Writing took on new life as I began to struggle to find a way to not drink, be happy, be present, and be a man. But nothing was working, until I set my mind to a project. At the behest of my uncle (also a recovered alcoholic) I went to a meeting of like minded men and women to work a 12 step program. Here, I have learned to stay sober. My last drink was July 29, 2015. This program saved my life and I say that, because, it allowed me the opportunity to take my mind off the booze and back into my writing. I started to share my sober journey on Instagram and Facebook under the pseudonym, Jon Lupin – The Poetry Bandit, and through it have helped many people find sobriety, or at least get a taste of what’s in store for those who want it most.

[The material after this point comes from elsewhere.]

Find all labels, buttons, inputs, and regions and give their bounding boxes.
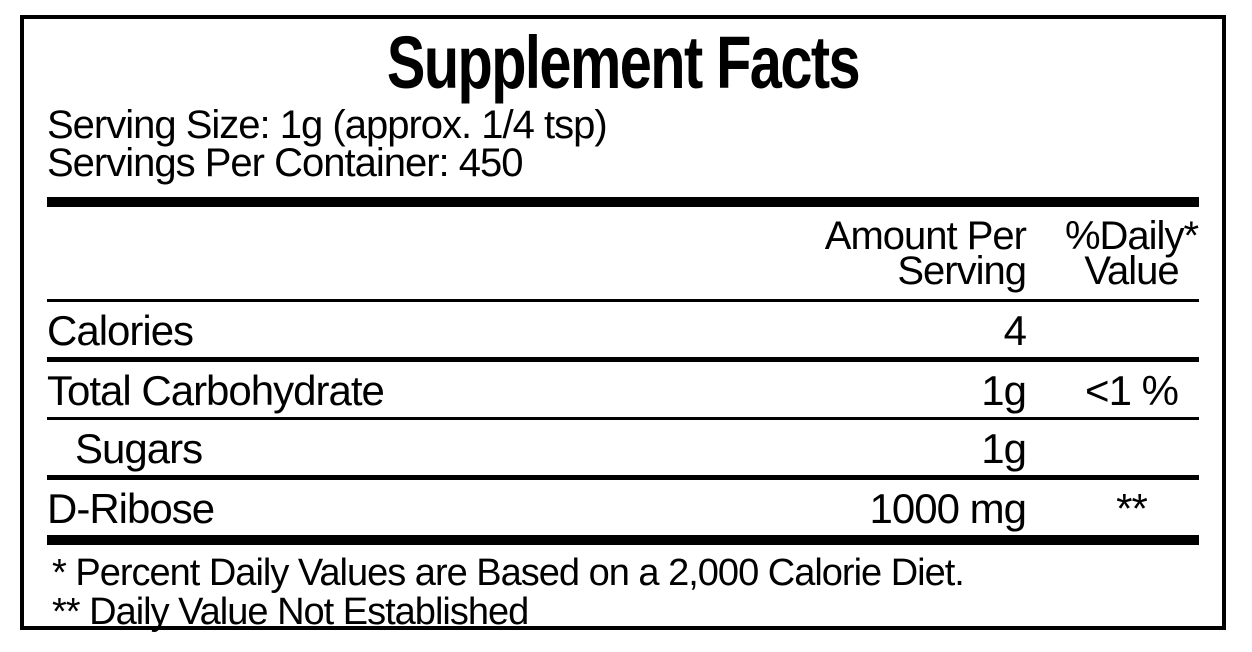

But how did it help save my life, you ask? What writing did for me was get me through all the moments when I was alone. When you’re alone, and used to fill that time with drinking or drugging, you need to do something to take your mind off of old habits. Reading can only get you so far.

Writing is therapeutic for me. It is an elixir of the mind that covers old wounds and applies a bandage. It is like prayer and meditation and it keeps my mind in a state of learning, learning about my new surroundings, my new life, and keeps my old life in perspective.

What I am most proud of is the chronicle of that journey, “My Sober Little Moon.” It is a collection of poems I wrote when I was going through early sobriety and relapses in 2014, before I found the program. I examine the self, psyche, relationships, and the soul in this book.

So when people ask me, why I write, the answer is easy for me. My life is better for it and that is a beautiful thing to share. If there is anything I can pass on to those who want to know the answer for themselves, it is easy: healing. Writing is a form of healing and my new life is a perfect example of that.